Leila Alaoui « était tout ce que les terroristes ne pourront jamais abattre »

La photographe franco-marocaine, grièvement blessée dans les attaques de Ouagadougou, est décédée lundi soir des suites de ses blessures. Elle résidait une partie de l'année au Liban, où l'avaient menée les liens du cœur. Elle y était appréciée autant pour son talent que pour sa personnalité charismatique.

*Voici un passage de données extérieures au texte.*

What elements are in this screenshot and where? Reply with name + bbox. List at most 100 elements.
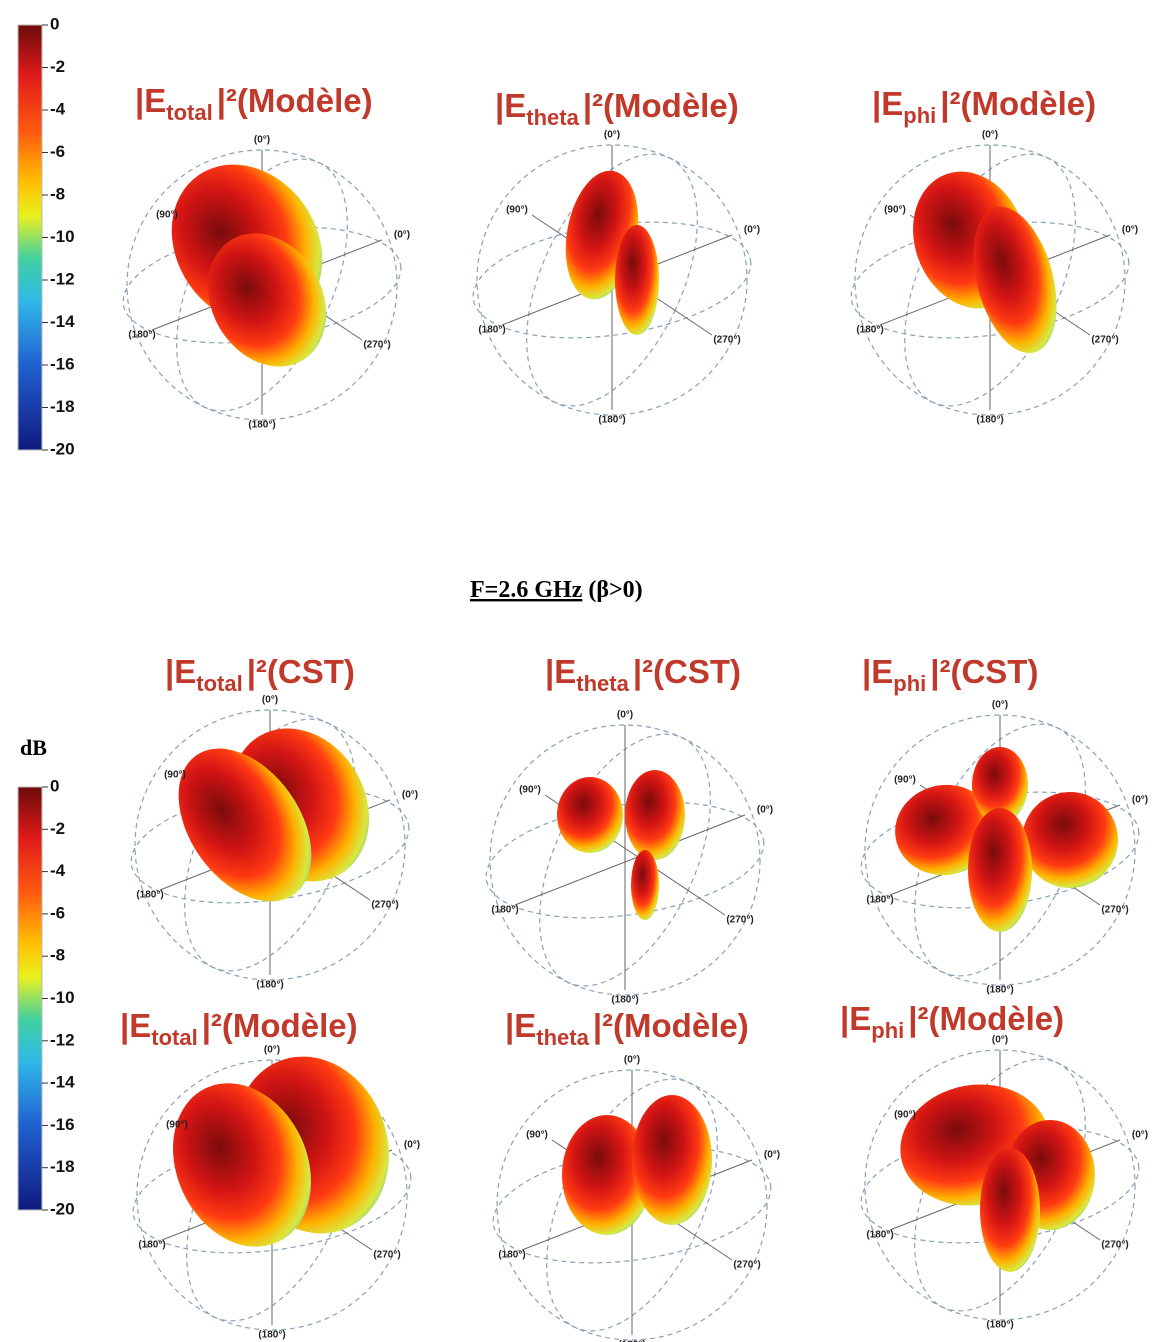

Leila Alaoui, un regard et un sourire.

Elle avait pour seule arme la caméra. Et pour objectif la lutte, par l'image, contre l'intolérance, le racisme, les frontières entre les peuples. Photographe documentaire et portraitiste hors pair, l'identité et la migration étaient parmi ses thèmes de prédilection. Sa fibre sociale et ses études sociologiques la portaient à croire au « rôle important de l'art dans la réflexion et le questionnement de nos sociétés ».
Leila Alaoui, 33 ans, a succombé sur « son » champ de bataille. Celui de la photo-vidéo humaniste et documentaire. Abattue par ces esprits ignares, ces âmes noires qu'elle combattait au moyen de son art, de son talent, de sa curiosité et de son ouverture aux autres.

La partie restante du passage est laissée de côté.